Nascia o homem que deu vida aos 150 personagens mais bem sucedidos da indústria nacional de histórias em quadrinhos. O primeiro deles, o cachorro Bidu, foi criado quando Maurício ainda era repórter policial do jornal Folha da Manhã (hoje Folha de S. Paulo), em 1959, aos 24 anos. Depois vieram Piteco, Manezinho, Cascão, Titi, todos recebidos com descrédito. “As histórias em quadrinhos estrangeiras chegavam até nossos jornais tão baratas que as nacionais não tinham como concorrer”, afirma. Depois veio Mônica, seu primeiro personagem feminino, no começo dos anos 60, inspirada em sua primeira filha. “É fácil criar uma personagem se você a basear em alguém que conhece bem, e assim foi criada a Mônica, firme e decidida como a minha filha”, diz.

Na foto (acima), feita no auditório da TV Excelsior, em 1965, Maurício, aos 30 anos, é entrevistado ao lado de Mônica, então com 5 anos, pela apresentadora Hebe Camargo. “A Hebe insistia que ela dissesse que gostava do Roberto Carlos, o maior vendedor de discos da época, mas a Mônica teimou que preferia o Ronnie Von”, lembra. “Brabinha como ela só, a Mônica arrastava mesmo pela casa um coelhão de pelúcia amarelo com recheio de palha.” Na entrevista, Mônica contou que acabara de ser atropelada.
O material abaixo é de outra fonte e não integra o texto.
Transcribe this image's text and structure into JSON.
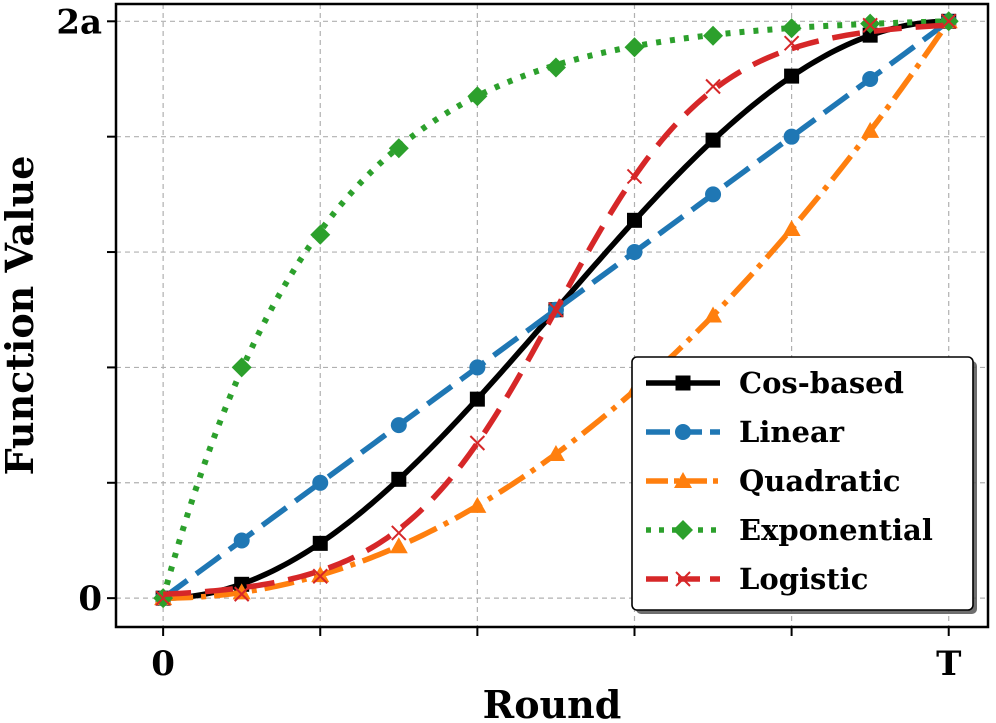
{
  "chart_data": {
    "type": "line",
    "title": "",
    "xlabel": "Round",
    "ylabel": "Function Value",
    "x_tick_labels": [
      {
        "value": 0,
        "label": "0"
      },
      {
        "value": 1,
        "label": "T"
      }
    ],
    "y_tick_labels": [
      {
        "value": 0,
        "label": "0"
      },
      {
        "value": 1,
        "label": "2a"
      }
    ],
    "xlim": [
      -0.06,
      1.05
    ],
    "ylim": [
      -0.05,
      1.03
    ],
    "grid": true,
    "legend_position": "lower-right",
    "series": [
      {
        "name": "Cos-based",
        "color": "#000000",
        "dash": "",
        "marker": "square",
        "curve": "cos",
        "x": [
          0,
          0.1,
          0.2,
          0.3,
          0.4,
          0.5,
          0.6,
          0.7,
          0.8,
          0.9,
          1.0
        ],
        "y": [
          0,
          0.024,
          0.095,
          0.206,
          0.345,
          0.5,
          0.655,
          0.794,
          0.905,
          0.976,
          1.0
        ]
      },
      {
        "name": "Linear",
        "color": "#1f77b4",
        "dash": "30 11",
        "marker": "circle",
        "curve": "linear",
        "x": [
          0,
          0.1,
          0.2,
          0.3,
          0.4,
          0.5,
          0.6,
          0.7,
          0.8,
          0.9,
          1.0
        ],
        "y": [
          0,
          0.1,
          0.2,
          0.3,
          0.4,
          0.5,
          0.6,
          0.7,
          0.8,
          0.9,
          1.0
        ]
      },
      {
        "name": "Quadratic",
        "color": "#ff7f0e",
        "dash": "30 8 5 8",
        "marker": "triangle",
        "curve": "quadratic",
        "x": [
          0,
          0.1,
          0.2,
          0.3,
          0.4,
          0.5,
          0.6,
          0.7,
          0.8,
          0.9,
          1.0
        ],
        "y": [
          0,
          0.01,
          0.04,
          0.09,
          0.16,
          0.25,
          0.36,
          0.49,
          0.64,
          0.81,
          1.0
        ]
      },
      {
        "name": "Exponential",
        "color": "#2ca02c",
        "dash": "5 9",
        "marker": "diamond",
        "curve": "exponential",
        "x": [
          0,
          0.1,
          0.2,
          0.3,
          0.4,
          0.5,
          0.6,
          0.7,
          0.8,
          0.9,
          1.0
        ],
        "y": [
          0,
          0.4,
          0.63,
          0.78,
          0.87,
          0.92,
          0.955,
          0.975,
          0.988,
          0.996,
          1.0
        ]
      },
      {
        "name": "Logistic",
        "color": "#d62728",
        "dash": "28 14",
        "marker": "x",
        "curve": "logistic",
        "x": [
          0,
          0.1,
          0.2,
          0.3,
          0.4,
          0.5,
          0.6,
          0.7,
          0.8,
          0.9,
          1.0
        ],
        "y": [
          0,
          0.007,
          0.038,
          0.113,
          0.269,
          0.5,
          0.731,
          0.887,
          0.962,
          0.993,
          1.0
        ]
      }
    ]
  }
}
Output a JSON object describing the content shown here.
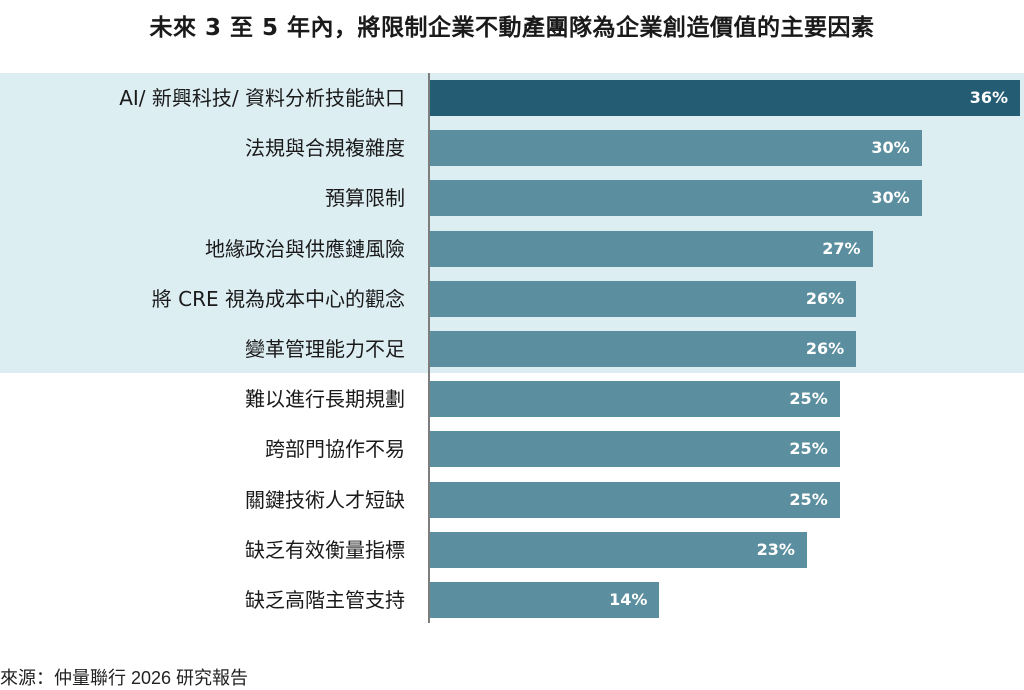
{
  "chart_data": {
    "type": "bar",
    "orientation": "horizontal",
    "title": "未來 3 至 5 年內，將限制企業不動產團隊為企業創造價值的主要因素",
    "categories": [
      "AI/ 新興科技/ 資料分析技能缺口",
      "法規與合規複雜度",
      "預算限制",
      "地緣政治與供應鏈風險",
      "將 CRE 視為成本中心的觀念",
      "變革管理能力不足",
      "難以進行長期規劃",
      "跨部門協作不易",
      "關鍵技術人才短缺",
      "缺乏有效衡量指標",
      "缺乏高階主管支持"
    ],
    "values": [
      36,
      30,
      30,
      27,
      26,
      26,
      25,
      25,
      25,
      23,
      14
    ],
    "value_labels": [
      "36%",
      "30%",
      "30%",
      "27%",
      "26%",
      "26%",
      "25%",
      "25%",
      "25%",
      "23%",
      "14%"
    ],
    "unit": "%",
    "xlim": [
      0,
      36
    ],
    "highlighted_count": 6,
    "grid": false,
    "colors": {
      "top_bar": "#245d73",
      "bar": "#5b8e9e",
      "highlight_band": "#ddeef3",
      "value_text": "#ffffff"
    }
  },
  "source": "來源：仲量聯行 2026 研究報告"
}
Diante da incredulidade de Hebe, ela levantou a saia e mostrou onde o carro havia batido. “Foi isso mesmo, mas o carro só encostou de leve no bumbum”, lembra o pai. Mônica cresceu, os dentões se normalizaram e hoje ela é diretora de comercialização da empresa Maurício de Souza Produções.

Preocupado com as comemorações dos 500 anos do descobrimento do Brasil, Maurício queria se engajar de forma paralela às festividades oficiais. “Mas não queria entrar só por entrar”, diz. No final de 1999, juntou-se ao irmão, Márcio Roberto, para criar um espetáculo de teatro com seus personagens. A peça Turma da Mônica Descobrindo o Brasil estreou no início do mês em São Paulo, no Parque da Mônica, e seguirá em turnê por Manaus, Belo Horizonte e Belém. Em Maceió, Recife e Rio de Janeiro, a Turma da Mônica vai aos shopping centers levar jogos, exposições e oficinas de criação. O material da peça foi transformado em CD, no qual Maurício narra a história da chegada das caravelas de Pedro Álvares Cabral a seus personagens. Tudo isso ao lado da filha Mônica. “O gênio dela continua o mesmo, a determinação idem”, afirma ele.